Jones was so badly burned that he had to be flown to a hospital in Lincoln instead of being booked into jail, Nebraska State Patrol Col. John Bolduc said. Jones was charged later Friday with 10 felonies, including four counts of first-degree murder.

The Nebraska Commission on Public Advocacy — which often handles capital murder cases — was appointed to represent Jones and declined to comment on the case.

Police allege that Jones killed 53-year-old Michele Ebeling early Thursday morning before causing some type of explosion and fire in her home that’s across the street from him. According to police, Jones then went about three blocks south, broke into another home and killed Gene Twiford, 86; his wife, Janet Twiford, 85; and their daughter, Dana Twiford, 55.

Charging documents allege Jones carried out some of the killings in the course of a burglary, but Bolduc declined to give a possible motive for the slayings or say if Jones knew the victims.

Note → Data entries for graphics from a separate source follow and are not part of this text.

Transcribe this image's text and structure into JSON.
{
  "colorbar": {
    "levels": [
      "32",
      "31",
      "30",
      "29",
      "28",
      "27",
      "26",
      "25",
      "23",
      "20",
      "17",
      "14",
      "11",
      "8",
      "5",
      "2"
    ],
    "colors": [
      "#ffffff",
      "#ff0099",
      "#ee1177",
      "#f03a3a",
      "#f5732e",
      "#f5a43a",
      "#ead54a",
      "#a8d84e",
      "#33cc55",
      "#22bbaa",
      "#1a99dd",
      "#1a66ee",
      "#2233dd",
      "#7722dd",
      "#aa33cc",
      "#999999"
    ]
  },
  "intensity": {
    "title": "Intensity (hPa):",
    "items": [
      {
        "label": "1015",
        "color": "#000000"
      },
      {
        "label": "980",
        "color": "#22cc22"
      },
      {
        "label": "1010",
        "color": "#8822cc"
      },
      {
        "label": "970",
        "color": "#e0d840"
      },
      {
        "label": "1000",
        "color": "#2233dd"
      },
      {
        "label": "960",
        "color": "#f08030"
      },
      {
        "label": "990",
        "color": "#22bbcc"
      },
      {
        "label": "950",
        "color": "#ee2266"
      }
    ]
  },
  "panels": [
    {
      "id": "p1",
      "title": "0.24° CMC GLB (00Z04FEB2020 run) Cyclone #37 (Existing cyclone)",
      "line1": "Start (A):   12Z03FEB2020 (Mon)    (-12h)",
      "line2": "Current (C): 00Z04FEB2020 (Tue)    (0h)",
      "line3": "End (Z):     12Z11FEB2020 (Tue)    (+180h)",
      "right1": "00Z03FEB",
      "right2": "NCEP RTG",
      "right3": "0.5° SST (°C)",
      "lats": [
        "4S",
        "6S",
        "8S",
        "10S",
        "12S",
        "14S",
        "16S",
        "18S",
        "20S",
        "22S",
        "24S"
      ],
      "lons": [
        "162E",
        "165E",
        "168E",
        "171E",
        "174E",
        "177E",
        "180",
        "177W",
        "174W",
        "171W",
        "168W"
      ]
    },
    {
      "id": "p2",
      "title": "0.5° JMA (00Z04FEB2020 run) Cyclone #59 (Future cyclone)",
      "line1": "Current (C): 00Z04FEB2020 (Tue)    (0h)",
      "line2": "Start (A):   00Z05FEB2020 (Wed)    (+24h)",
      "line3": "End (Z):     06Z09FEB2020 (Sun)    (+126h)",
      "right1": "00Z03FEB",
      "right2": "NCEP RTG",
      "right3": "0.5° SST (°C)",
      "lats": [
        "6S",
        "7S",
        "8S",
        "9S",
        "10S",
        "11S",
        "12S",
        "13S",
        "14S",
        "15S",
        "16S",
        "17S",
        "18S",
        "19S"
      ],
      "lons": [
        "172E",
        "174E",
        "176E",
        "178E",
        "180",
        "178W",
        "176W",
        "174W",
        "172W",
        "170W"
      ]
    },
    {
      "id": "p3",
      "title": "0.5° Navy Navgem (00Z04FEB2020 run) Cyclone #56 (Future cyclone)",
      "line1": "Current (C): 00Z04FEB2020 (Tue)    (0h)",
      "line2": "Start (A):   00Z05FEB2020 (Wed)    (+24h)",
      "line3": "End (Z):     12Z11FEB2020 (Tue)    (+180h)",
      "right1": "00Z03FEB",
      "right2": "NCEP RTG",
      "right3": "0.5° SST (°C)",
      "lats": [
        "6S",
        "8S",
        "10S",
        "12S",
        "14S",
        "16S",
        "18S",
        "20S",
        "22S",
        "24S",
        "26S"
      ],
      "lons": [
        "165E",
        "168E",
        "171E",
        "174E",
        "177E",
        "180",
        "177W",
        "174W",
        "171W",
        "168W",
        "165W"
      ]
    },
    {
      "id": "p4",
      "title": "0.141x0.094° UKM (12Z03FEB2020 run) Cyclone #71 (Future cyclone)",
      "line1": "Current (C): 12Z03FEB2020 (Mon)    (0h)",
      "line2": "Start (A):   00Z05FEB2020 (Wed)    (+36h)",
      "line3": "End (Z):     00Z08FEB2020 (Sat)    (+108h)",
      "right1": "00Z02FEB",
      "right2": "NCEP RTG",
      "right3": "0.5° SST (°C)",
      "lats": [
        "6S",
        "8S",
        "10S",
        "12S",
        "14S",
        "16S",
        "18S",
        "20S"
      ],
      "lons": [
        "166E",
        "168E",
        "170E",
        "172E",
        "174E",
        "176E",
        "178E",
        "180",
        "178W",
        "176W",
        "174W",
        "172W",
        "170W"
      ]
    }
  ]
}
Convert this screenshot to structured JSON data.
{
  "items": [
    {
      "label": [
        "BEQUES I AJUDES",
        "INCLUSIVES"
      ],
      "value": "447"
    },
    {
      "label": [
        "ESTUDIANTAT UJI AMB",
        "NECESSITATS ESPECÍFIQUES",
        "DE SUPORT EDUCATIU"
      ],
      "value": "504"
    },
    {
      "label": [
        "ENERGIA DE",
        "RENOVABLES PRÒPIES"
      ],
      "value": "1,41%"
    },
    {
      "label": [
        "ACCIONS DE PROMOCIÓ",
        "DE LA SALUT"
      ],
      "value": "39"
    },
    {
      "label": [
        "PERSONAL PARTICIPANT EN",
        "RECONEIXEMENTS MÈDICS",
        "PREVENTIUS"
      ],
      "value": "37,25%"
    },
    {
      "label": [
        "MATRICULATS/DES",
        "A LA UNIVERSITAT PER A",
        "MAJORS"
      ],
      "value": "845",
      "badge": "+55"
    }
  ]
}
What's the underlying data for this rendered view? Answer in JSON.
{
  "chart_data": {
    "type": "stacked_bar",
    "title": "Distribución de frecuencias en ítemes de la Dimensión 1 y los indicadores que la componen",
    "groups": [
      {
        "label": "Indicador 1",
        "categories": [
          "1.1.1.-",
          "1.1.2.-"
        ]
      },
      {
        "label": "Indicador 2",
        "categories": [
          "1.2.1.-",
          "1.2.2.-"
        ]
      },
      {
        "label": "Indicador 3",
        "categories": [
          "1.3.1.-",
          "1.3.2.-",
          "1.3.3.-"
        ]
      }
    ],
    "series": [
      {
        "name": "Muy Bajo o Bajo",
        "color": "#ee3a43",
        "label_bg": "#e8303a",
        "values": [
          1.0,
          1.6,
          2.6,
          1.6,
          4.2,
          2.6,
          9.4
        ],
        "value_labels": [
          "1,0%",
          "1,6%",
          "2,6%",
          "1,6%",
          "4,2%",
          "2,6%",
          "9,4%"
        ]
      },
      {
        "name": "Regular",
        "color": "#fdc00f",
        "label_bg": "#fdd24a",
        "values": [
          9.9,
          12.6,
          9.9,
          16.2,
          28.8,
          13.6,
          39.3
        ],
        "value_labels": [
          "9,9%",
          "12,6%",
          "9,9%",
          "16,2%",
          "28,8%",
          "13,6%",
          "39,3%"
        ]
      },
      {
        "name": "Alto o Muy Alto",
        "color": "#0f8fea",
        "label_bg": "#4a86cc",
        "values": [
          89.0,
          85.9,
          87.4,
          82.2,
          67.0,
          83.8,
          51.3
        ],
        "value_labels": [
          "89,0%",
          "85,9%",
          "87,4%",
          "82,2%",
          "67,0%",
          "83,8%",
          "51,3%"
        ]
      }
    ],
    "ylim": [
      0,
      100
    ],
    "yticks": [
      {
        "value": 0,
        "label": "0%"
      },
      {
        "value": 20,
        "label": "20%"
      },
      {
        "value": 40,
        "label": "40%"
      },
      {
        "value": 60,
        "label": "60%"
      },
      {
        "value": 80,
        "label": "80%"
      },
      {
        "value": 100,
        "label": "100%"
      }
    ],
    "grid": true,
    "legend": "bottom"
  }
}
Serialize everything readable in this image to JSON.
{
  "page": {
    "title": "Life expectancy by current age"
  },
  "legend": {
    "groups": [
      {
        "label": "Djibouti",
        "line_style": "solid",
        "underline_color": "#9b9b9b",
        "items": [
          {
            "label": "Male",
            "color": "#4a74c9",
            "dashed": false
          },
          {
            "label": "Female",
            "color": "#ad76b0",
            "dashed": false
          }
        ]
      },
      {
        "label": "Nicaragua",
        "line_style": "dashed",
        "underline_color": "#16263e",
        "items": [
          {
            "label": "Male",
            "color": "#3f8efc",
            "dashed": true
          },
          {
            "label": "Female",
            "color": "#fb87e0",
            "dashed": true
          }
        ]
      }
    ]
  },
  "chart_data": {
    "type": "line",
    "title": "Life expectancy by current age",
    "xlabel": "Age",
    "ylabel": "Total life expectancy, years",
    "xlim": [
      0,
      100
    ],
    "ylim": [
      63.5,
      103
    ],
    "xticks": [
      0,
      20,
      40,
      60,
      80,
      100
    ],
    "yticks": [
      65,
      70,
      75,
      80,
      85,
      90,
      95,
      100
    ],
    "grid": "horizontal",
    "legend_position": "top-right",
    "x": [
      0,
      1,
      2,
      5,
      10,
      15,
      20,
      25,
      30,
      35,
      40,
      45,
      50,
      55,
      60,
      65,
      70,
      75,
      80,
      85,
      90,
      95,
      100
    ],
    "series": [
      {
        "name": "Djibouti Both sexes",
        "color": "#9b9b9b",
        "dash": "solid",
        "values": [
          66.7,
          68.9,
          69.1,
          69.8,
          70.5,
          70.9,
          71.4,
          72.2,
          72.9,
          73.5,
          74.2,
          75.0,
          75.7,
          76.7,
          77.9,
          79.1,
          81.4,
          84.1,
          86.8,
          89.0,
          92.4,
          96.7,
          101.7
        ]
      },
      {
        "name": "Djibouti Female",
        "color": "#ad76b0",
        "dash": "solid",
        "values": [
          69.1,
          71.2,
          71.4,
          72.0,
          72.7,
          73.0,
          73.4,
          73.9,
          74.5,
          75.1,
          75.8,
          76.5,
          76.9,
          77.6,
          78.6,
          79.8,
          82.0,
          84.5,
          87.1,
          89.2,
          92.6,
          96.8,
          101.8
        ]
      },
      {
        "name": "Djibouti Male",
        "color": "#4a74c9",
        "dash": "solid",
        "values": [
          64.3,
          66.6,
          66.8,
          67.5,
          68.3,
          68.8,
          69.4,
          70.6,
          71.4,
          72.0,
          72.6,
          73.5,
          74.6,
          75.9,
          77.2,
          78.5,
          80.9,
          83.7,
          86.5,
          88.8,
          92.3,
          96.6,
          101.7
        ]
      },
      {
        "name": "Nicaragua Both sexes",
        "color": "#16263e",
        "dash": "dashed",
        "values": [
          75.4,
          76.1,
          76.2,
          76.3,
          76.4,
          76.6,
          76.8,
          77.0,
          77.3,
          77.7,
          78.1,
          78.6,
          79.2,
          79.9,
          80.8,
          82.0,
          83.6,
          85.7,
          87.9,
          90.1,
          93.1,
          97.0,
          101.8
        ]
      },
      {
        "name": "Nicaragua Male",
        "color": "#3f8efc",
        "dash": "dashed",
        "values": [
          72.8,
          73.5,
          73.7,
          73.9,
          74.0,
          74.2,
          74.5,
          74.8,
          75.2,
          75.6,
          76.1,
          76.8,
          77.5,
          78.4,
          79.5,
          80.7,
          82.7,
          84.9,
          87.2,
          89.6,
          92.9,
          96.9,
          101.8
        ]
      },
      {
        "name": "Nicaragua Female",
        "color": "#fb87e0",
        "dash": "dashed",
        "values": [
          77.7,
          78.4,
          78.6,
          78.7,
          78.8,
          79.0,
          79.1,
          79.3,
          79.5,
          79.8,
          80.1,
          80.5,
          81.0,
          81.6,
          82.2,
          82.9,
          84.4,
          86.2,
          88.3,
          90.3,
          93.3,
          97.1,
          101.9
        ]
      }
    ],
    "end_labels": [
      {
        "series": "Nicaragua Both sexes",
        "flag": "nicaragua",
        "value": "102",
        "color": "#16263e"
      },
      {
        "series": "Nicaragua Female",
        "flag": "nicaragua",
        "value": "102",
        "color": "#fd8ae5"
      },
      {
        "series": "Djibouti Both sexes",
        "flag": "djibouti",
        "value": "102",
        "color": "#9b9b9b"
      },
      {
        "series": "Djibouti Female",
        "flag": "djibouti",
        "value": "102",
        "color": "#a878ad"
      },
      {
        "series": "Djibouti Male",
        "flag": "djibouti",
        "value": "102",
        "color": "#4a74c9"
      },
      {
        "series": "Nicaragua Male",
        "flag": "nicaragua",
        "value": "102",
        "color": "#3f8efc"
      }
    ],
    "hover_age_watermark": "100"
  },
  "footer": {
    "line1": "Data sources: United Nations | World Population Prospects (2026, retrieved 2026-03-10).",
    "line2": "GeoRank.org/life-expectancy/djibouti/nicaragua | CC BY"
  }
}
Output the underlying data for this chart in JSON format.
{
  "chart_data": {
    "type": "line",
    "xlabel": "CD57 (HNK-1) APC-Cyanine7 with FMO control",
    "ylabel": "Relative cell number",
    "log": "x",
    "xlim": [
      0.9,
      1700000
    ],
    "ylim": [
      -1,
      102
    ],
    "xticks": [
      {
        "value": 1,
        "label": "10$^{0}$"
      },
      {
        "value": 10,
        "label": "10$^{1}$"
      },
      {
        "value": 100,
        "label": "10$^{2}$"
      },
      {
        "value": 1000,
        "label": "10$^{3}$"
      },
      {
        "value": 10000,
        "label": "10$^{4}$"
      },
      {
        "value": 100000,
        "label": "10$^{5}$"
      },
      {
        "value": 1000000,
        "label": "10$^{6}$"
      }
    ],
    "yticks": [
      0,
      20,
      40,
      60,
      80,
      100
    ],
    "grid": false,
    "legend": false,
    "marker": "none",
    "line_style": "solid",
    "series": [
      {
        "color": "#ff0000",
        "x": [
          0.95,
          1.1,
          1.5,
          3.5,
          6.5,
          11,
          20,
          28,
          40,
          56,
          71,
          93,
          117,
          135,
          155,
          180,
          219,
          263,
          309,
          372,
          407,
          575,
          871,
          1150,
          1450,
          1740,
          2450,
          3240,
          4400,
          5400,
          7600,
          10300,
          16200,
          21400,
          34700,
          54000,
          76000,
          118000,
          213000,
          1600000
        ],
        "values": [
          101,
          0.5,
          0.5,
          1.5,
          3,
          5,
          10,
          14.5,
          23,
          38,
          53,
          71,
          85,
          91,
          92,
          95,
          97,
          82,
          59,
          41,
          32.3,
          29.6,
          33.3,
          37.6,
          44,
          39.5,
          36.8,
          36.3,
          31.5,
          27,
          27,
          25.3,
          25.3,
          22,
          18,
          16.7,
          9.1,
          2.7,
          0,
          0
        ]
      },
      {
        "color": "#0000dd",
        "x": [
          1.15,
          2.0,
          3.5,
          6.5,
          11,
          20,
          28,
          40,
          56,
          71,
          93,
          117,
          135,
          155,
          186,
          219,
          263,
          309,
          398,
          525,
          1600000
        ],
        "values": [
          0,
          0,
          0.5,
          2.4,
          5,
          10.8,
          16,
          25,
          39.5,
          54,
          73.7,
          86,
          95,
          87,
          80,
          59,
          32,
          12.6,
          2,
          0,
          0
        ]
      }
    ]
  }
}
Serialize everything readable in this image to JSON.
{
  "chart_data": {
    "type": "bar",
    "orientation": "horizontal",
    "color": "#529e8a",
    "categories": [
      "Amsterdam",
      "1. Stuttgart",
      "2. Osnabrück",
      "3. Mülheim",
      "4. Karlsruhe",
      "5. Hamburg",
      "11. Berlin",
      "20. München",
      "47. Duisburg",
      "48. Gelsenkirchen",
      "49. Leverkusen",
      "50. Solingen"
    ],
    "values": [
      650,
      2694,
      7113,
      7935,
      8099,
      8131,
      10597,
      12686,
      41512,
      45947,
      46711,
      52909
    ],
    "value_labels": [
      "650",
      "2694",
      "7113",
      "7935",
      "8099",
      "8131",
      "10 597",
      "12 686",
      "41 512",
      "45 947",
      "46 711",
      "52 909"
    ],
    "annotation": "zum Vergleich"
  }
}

Several people in Laurel said they knew little about Jones, other than he had moved into the home within the last few years. Court records say Jones had lived in the Elm Street house since at least 2019. Receipts and a gun left at the scene of the killings were linked to him.

The killings came as a shock to the community that’s about 100 miles (160 kilometers) northwest of Omaha. Despite its small size, Laurel is home to five churches and the Knuckleheadz bar that also serves as the town’s cafe. The last criminal homicide in Laurel happened in 2005, when a man died following a bar fight — and that case was deemed to be manslaughter, not murder.